The fact is, that I enjoy a glass or two of wine in the evening so much, that I am happy to sacrifice food for it.
And there’s nothing controversial in that statement – even Weightwatchers allow you to drink wine if you save the points elsewhere. If you need any more justification, wine is apparently now beneficial for heart health (well, this week anyway).
There’s actually no massive secret to maintaining a healthy weight when you reach middle age, but it does involve hard work and discipline in the form of exercise and a calorie-controlled diet.
Deciding what those calories will be is the fun part.
Here’s an example of my typical day (give or take a few hundred calories):
Bowl of cereal or scrambled eggs on toast, juice and coffee
A real coffee or some fruit
Sandwich and fruit,
or soup, bread and fruit,
or crackers, cheese and fruit
or (a Weightwatcher’s favourite), beans on toast
Lunchtime is when I eat carbs. If I don’t eat carbs at lunchtime, I put on weight because I start gnawing on my own arm or attack the cookie jar by 4pm.
Cup of tea and biscuit
Lean meat or fish, with salad.
Reward Time For Being So Inhumanely Stoic (Orgasm Time)
1-2 glasses of wine and a few squares of the darkest, sexiest chocolate I can find.
This diet seems to work for me – at the moment. I probably consume in the region of 1500 to 1700 calories per day, but I do try to exercise at least three times a week.
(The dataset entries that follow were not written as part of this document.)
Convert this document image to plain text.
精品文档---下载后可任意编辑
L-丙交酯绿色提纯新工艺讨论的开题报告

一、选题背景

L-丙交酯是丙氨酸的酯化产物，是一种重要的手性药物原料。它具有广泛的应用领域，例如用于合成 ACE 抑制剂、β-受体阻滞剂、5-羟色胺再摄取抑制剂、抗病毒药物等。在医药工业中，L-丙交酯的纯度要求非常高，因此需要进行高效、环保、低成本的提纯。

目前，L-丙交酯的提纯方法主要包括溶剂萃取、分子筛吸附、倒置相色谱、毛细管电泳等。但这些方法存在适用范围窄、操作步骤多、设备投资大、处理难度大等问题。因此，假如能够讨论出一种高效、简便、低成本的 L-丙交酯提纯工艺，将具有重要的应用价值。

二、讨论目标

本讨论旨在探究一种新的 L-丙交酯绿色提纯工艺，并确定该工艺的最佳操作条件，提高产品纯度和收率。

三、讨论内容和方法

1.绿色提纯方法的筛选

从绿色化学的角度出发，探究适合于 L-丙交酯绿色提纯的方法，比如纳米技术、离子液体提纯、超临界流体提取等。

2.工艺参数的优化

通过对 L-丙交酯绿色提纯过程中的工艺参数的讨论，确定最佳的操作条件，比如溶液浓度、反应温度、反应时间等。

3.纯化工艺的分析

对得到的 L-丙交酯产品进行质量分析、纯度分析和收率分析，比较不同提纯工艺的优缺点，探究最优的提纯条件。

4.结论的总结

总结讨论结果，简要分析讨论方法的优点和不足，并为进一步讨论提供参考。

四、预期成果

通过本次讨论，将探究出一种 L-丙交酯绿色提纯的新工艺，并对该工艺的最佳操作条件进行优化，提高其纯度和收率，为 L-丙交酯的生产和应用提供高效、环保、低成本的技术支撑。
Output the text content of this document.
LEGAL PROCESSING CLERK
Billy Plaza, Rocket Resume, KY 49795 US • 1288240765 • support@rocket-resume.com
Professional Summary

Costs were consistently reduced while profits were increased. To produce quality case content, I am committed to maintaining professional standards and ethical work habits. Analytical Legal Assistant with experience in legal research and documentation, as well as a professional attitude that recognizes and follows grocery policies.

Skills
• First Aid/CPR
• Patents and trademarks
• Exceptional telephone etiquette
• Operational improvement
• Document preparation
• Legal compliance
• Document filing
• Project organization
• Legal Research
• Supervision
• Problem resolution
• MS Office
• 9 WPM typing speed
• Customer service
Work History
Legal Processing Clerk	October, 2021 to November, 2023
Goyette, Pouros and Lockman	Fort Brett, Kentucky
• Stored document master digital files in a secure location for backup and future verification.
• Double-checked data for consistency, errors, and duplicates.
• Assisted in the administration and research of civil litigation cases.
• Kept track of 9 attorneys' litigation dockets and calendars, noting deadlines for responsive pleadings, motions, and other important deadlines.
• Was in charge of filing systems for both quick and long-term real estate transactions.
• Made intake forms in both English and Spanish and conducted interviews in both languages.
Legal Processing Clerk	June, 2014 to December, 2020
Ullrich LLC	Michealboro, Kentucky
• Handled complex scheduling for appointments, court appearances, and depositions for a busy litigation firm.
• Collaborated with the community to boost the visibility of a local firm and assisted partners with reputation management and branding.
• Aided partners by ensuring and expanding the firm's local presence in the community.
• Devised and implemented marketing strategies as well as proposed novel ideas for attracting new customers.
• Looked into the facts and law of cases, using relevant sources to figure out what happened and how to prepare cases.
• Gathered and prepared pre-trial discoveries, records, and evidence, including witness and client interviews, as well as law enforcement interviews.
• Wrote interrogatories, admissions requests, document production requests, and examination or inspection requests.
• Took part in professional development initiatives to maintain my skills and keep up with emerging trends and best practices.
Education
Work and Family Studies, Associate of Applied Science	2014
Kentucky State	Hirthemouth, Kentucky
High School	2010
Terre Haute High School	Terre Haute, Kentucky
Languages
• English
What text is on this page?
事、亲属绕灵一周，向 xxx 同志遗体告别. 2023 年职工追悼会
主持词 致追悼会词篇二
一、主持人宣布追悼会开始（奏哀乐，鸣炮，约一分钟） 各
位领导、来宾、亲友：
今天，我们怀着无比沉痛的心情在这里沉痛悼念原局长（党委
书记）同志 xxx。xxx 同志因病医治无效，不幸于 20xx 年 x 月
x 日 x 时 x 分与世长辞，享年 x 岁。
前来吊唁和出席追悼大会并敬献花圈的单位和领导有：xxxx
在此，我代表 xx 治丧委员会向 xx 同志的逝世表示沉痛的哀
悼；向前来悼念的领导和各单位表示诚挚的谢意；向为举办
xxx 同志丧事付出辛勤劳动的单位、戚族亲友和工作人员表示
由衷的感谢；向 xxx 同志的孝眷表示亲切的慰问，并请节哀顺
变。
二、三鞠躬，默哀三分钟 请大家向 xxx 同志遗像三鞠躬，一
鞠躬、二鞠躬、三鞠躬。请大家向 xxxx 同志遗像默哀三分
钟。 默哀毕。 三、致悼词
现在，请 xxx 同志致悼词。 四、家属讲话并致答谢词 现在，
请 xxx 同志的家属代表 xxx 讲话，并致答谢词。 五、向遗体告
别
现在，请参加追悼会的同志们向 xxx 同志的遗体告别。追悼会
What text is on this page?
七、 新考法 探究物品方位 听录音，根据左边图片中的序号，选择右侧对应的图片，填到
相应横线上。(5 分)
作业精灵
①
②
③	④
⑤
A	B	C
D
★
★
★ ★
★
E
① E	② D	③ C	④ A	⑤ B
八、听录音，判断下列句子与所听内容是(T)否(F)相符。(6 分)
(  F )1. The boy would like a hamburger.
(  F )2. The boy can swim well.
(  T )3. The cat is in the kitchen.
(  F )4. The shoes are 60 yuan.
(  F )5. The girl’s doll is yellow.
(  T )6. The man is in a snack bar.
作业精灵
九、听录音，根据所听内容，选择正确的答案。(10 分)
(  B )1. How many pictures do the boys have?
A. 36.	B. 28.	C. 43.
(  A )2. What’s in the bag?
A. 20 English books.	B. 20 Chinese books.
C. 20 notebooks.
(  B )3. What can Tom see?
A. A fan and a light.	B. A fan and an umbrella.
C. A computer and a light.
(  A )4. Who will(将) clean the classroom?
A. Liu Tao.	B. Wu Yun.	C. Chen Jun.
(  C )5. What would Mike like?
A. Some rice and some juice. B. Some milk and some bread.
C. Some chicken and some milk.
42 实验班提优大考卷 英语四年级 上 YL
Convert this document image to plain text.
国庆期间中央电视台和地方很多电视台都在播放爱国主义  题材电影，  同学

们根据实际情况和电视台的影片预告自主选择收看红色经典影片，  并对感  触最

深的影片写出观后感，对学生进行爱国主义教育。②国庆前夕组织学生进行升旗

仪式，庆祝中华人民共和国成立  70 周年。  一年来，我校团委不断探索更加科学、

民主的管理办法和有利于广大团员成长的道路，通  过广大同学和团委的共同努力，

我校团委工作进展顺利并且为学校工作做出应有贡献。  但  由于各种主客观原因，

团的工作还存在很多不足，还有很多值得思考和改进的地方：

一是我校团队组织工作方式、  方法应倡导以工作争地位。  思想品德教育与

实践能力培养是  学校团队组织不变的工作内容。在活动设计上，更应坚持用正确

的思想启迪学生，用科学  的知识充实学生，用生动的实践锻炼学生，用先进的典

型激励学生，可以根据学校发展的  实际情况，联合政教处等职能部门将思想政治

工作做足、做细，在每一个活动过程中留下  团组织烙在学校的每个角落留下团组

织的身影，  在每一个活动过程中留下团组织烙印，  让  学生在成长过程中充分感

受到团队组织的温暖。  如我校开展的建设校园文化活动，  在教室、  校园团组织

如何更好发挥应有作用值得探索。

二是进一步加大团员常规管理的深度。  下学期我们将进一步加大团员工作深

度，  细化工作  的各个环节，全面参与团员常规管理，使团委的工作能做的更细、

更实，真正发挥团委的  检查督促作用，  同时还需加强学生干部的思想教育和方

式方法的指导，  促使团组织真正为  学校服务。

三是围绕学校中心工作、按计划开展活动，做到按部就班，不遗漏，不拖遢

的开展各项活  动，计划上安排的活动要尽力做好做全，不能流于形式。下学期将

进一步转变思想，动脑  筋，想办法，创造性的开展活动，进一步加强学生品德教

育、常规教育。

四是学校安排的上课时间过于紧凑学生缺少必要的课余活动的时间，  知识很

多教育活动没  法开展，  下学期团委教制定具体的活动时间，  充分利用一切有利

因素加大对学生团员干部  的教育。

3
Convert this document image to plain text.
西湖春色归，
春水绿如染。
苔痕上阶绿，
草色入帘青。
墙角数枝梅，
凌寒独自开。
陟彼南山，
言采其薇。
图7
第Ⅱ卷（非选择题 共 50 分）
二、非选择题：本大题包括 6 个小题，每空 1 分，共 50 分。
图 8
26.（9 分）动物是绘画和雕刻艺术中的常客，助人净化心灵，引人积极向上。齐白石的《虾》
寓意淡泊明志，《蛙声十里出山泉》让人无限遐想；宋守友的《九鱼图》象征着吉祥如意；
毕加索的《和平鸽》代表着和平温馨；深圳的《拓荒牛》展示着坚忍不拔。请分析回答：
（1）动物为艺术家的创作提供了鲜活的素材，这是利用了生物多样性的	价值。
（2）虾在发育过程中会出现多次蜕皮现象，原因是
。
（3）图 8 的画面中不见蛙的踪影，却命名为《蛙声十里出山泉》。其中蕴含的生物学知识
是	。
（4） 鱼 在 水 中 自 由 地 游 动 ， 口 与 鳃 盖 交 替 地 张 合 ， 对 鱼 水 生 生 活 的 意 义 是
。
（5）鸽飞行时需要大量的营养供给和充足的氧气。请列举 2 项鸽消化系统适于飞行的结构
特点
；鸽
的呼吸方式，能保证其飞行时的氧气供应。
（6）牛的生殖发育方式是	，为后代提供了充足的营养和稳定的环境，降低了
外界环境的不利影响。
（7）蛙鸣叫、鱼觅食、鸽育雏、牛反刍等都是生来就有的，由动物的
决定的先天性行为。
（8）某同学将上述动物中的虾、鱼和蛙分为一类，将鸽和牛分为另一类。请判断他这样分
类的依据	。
I know the recommended amount of exercise is 30 minutes per day but P.L.E.A.S.E!
My diet is noticeably low in fat/cholesterol due to a genetic cholesterol issue, but sometimes if I’m feeling really crazy, I might sneak in a yoghurt or smoothie instead of fruit.
I’m not what you’d call slim, but my weight hasn’t really changed over the last three years, and with menopause looming, I realise that my diet plan will need revising at some point – I may then be forced to cut out food altogether.
Rest assured, I am no saint and at the weekends I love to ‘eat all the pies’ as much as the next person. But I do make informed choices. If I do have a big meal out, I’ll try and cut back the next day and I always endeavour to opt for Asian food (except Chinese) which is usually less fatty. (Actually that’s a blatant lie – my penchant for Creme Brulee, may go some way to explaining my Rubenesque hips).
But the best thing about The Replacing Food With Wine Diet is that you always feel content because you’re
pissed full all the time.
Have you found a diet that works for you?